Parse all XML files in a directory Python - python

Hi I'm trying to parse all XML files in a given directory using python. I am able to parse one file at a time but that would be 'impossible' for me to do due to the large number of files i.e. it works when I pre-define the tree and root, however not when I try to run for all the code.
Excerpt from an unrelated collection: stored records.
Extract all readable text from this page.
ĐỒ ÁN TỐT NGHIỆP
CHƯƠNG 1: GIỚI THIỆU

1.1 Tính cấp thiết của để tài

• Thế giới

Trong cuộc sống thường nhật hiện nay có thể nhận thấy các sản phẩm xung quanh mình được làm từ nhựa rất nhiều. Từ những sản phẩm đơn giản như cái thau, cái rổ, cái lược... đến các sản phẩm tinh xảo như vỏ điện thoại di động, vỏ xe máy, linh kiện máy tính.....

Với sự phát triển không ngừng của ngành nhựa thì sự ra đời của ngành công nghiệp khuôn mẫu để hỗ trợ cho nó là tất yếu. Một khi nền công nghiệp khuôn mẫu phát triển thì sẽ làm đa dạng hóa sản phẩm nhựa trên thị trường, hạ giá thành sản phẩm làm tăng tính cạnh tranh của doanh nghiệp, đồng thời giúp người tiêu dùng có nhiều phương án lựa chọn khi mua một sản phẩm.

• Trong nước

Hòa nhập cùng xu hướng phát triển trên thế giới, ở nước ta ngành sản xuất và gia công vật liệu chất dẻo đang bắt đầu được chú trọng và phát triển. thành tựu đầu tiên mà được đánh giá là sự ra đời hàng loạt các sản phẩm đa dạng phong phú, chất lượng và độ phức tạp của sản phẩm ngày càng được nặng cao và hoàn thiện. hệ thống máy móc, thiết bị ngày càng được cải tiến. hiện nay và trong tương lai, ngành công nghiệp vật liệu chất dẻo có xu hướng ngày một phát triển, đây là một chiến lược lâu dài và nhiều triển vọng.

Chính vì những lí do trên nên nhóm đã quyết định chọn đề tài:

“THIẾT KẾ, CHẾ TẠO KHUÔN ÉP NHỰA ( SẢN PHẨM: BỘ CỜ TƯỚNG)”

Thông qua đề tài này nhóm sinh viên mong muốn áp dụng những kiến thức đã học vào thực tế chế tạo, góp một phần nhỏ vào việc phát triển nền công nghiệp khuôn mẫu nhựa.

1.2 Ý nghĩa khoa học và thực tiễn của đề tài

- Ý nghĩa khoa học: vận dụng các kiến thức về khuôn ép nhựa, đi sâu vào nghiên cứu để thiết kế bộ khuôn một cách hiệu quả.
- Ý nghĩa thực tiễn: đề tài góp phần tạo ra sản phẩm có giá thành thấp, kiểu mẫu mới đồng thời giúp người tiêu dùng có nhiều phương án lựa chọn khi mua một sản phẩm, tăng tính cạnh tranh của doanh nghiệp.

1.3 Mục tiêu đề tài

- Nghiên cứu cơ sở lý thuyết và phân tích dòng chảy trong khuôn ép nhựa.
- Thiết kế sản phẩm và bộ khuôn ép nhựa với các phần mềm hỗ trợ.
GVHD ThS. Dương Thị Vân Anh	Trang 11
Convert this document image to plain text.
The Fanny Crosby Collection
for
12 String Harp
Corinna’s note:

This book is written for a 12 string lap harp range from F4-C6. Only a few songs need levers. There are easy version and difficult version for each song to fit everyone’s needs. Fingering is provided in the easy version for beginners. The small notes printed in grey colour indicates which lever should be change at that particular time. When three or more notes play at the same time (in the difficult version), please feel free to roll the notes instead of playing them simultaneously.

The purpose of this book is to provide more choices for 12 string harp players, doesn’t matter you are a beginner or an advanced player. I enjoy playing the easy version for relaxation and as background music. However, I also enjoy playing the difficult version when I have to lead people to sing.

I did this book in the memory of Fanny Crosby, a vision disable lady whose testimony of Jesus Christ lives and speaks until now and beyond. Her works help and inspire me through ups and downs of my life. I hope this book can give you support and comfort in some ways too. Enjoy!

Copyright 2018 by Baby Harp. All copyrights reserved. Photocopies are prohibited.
This is what I implemented so far:
import xml.etree.ElementTree as ET
import os
directory = "C:/Users/danie/Desktop/NLP/blogs/"
def clean_dir(directory):
path = os.listdir(directory)
print(path)
for filename in path:
tree = ET.parse(filename)
root = tree.getroot()
doc_parser(root)
post_list = []
def doc_parser(root):
for child in root.findall('post'):
post_list.append(child.text)
clean_dir(directory)
print(post_list[0])
The error I'm getting as follows:
File "D:\Anaconda\envs\Deep Learning New\lib\site-packages\IPython\core\interactiveshell.py", line 3326, in run_code
exec(code_obj, self.user_global_ns, self.user_ns)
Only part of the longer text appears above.